Opera Festivali: Bu dönem süresince devam eden müzik, performans sanatları etkinlikleridir. (Eylül başı)
Venedik Maratonu: Ekim ayıFesta della Madonna della Salute: Gondollar ile Grand Canal’dan Santa Maria Bazilikası önünden geçiş yapılan tören. (21 Kasım)
Venedik’ten dönüşü yapacağım Bologna’ ya geçtim. Bolonya gittiğim şehirler içinde en ucuzuydu. Sıralama yaparsam Bolonya, Roma, Floransa ve Venedik diye devam ederim.
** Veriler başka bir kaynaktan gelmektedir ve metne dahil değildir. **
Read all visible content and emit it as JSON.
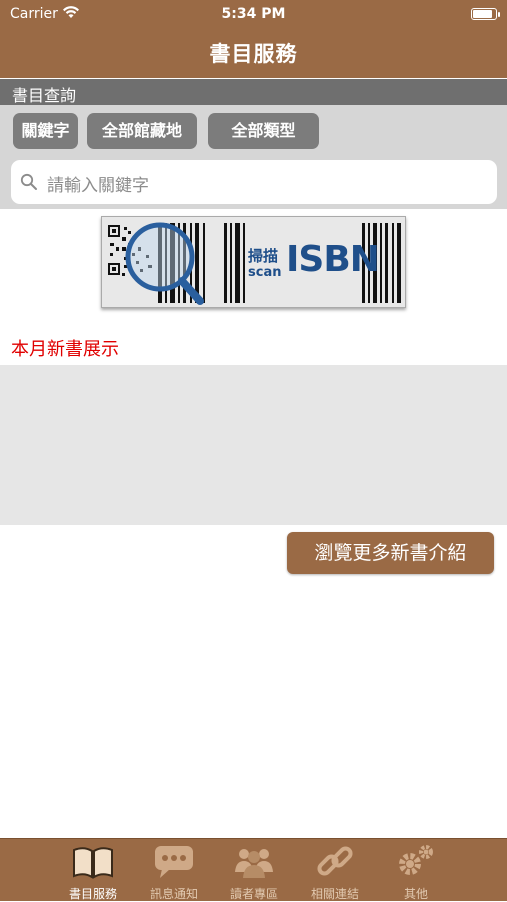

Özellikle Venedik’te harcamalarım tavan yaptı. Ama her şehirde olduğu gibi ucuza hostel bulabildim. Festivali kılpayı kaçırdığım için çok üzgündüm. Venedik’ gitmekle hayatımın en iyi kararını vermişim. Normalde bu koca dünyada gördüğüm şehri ikinci kez görmeyi tercih etmem. Benim için Venedik istisna konumundadır. Özellikle sevgilimi alıp Angelina Jolie ve Johnny Depp’in oynadığı Turist filmindeki otellere benzer bir yerde kalacağım. Allah sonumu filmdeki hallere benzetmesin!